Sylvia Owusu Ansah: In addition to that, lot of the symptoms are not very specific. They may come with flu-like illness or cold-like illness before, but the key is usually these children complain of trouble walking to some degree, limping. To confirm the diagnosis they need what's called an MRI, in which that is a type of imaging that we do, that we were able to see not only bones, like in X-rays, or specific matter, like in a CAT scan, but we can see the details of tendons and nerves, such as the spinal cord. Certain patterns on the MRI let us know, along with the clinical diagnosis, that this child likely has acute flaccid myelitis, which is also known as AFM.

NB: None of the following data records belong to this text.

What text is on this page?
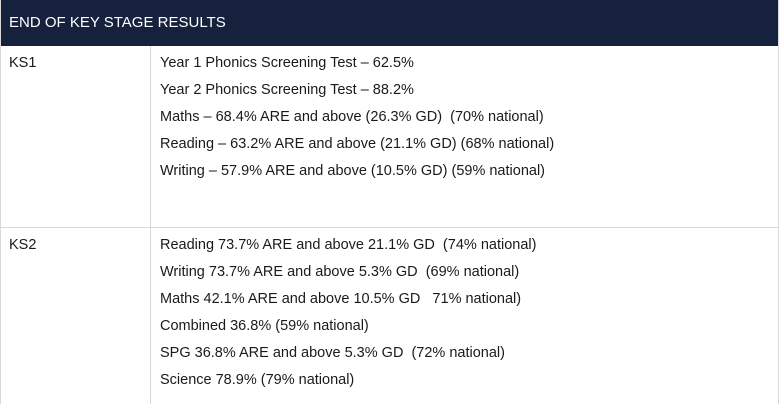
END OF KEY STAGE RESULTS
KS1	Year 1 Phonics Screening Test – 62.5%
Year 2 Phonics Screening Test – 88.2%
Maths – 68.4% ARE and above (26.3% GD)  (70% national)
Reading – 63.2% ARE and above (21.1% GD) (68% national)
Writing – 57.9% ARE and above (10.5% GD) (59% national)
KS2	Reading 73.7% ARE and above 21.1% GD  (74% national)
Writing 73.7% ARE and above 5.3% GD  (69% national)
Maths 42.1% ARE and above 10.5% GD   71% national)
Combined 36.8% (59% national)
SPG 36.8% ARE and above 5.3% GD  (72% national)
Science 78.9% (79% national)
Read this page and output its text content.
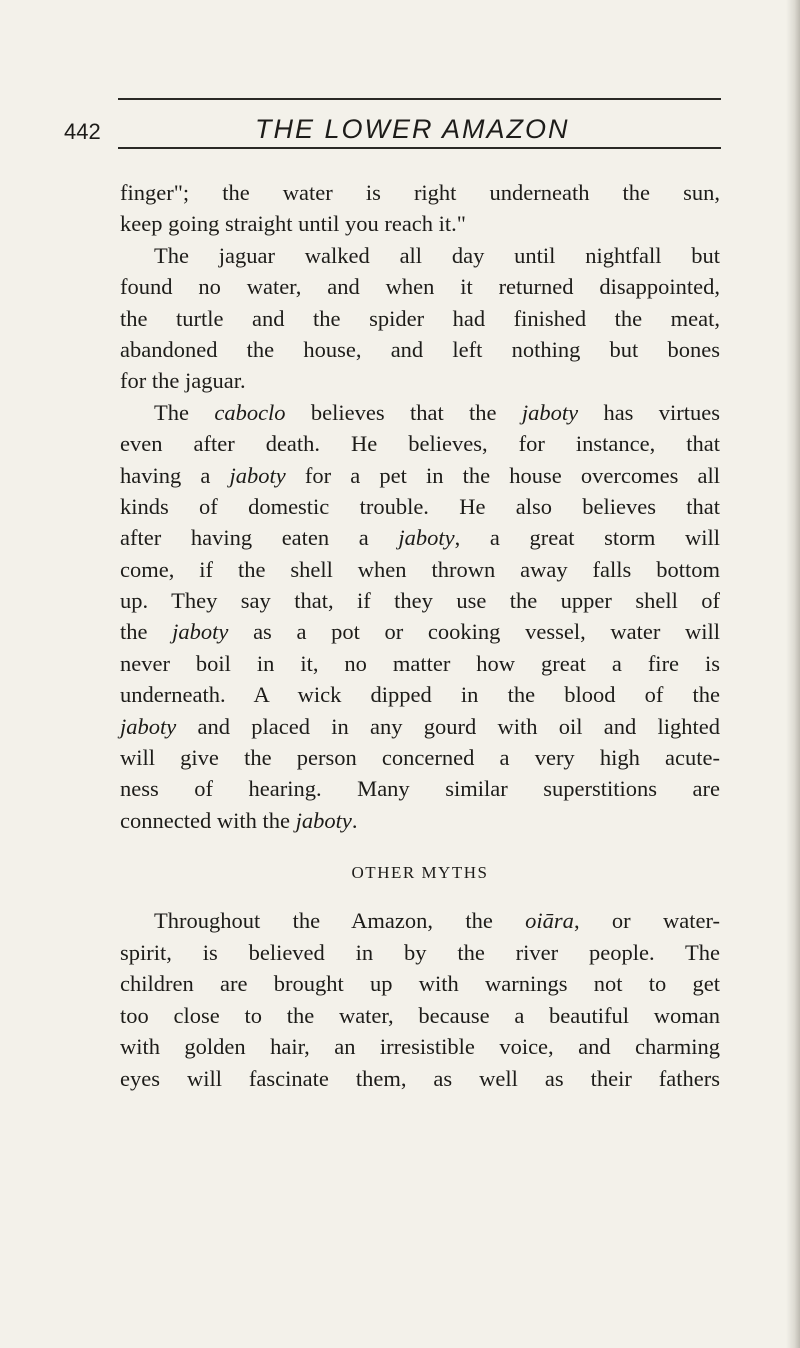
442	THE LOWER AMAZON
finger"; the water is right underneath the sun,
keep going straight until you reach it."
The jaguar walked all day until nightfall but
found no water, and when it returned disappointed,
the turtle and the spider had finished the meat,
abandoned the house, and left nothing but bones
for the jaguar.
The caboclo believes that the jaboty has virtues
even after death. He believes, for instance, that
having a jaboty for a pet in the house overcomes all
kinds of domestic trouble. He also believes that
after having eaten a jaboty, a great storm will
come, if the shell when thrown away falls bottom
up. They say that, if they use the upper shell of
the jaboty as a pot or cooking vessel, water will
never boil in it, no matter how great a fire is
underneath. A wick dipped in the blood of the
jaboty and placed in any gourd with oil and lighted
will give the person concerned a very high acute-
ness of hearing. Many similar superstitions are
connected with the jaboty.
OTHER MYTHS
Throughout the Amazon, the oiāra, or water-
spirit, is believed in by the river people. The
children are brought up with warnings not to get
too close to the water, because a beautiful woman
with golden hair, an irresistible voice, and charming
eyes will fascinate them, as well as their fathers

Carolyn Coyne: Some of your interest then, just getting out better definitions then, presumably, for providers, so that if a patient, child in particular, of course, which is obviously where AFM usually seems to be most dramatic, is to educate them on, so if they have a child that comes into the ER, you can say, "X, Y, and Z. We think this is a suspected case of AFM"?

Sylvia Owusu Ansah: Yeah. That is correct. In essence, to bring about a better outcome from what I learned, having missed that diagnosis by not being aware of the diagnosis. Not only do we want to let other physicians know out in the community or even in academic centers, but again, like with my EMS work, inform the paramedics, any healthcare provider, school nurses, any healthcare provider that may come across these kids before they enter the hospital.

Carolyn Coyne: Right. Well, thank you so much for joining us today, Sylvia. I learned a lot.

Sylvia Owusu Ansah: Well, thank you for having me. This was an enjoyable time.